Par voie de conséquence, la décision de première instance sera purement et simplement confirmée en son application des dispositions de l'article 700 du code de procédure civile et des règles d'imputation des dépens de première instance.
Il serait effectivement inéquitable, au sens des dispositions de l'article 700 du code de procédure civile, de laisser à la charge de M. [W] et de la COMMUNE DE [Localité 6] les frais irrépétibles qu'ils ont été contraints d'engager à l'occasion de cette procédure d'appel et qu'il convient d'arbitrer à la somme de 1500 € au profit de chacun d'entre eux.

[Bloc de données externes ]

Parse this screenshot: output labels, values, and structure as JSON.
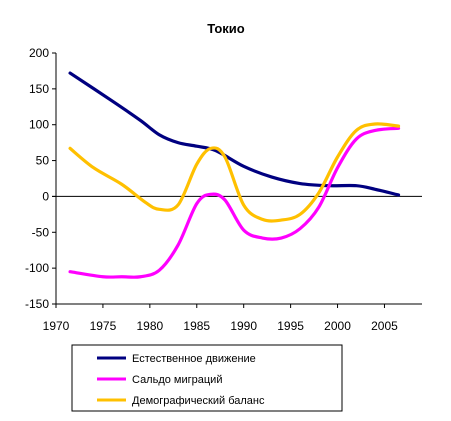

Enfin, succombant à l'instance, M. [T] sera purement et simplement débouté de sa demande de défraiement formée au visa de l'article 700 du code de procédure civile et en supportera les entiers dépens.
PAR CES MOTIFS
La cour, statuant publiquement et contradictoirement,
CONFIRME en toutes ses dispositions l'ordonnance de référé n° RG-22/00096 rendue le 19 octobre 2022 par le Président du tribunal judiciaire de Cusset dans l'instance opposant M. [Z] [T] à M. [E] [W] et à la COMMUNE DE [Localité 6].
Y ajoutant.
CONDAMNE M. [Z] [T] à payer au profit de M. [E] [W] et de la COMMUNE DE [Localité 6], chacun, une indemnité de 1.500 € en dédommagement de leurs frais irrépétibles prévus à l'article 700 du code de procédure civile.
REJETTE le surplus des demandes des parties.
CONDAMNE M. [Z] [T] aux entiers dépens de l'instance.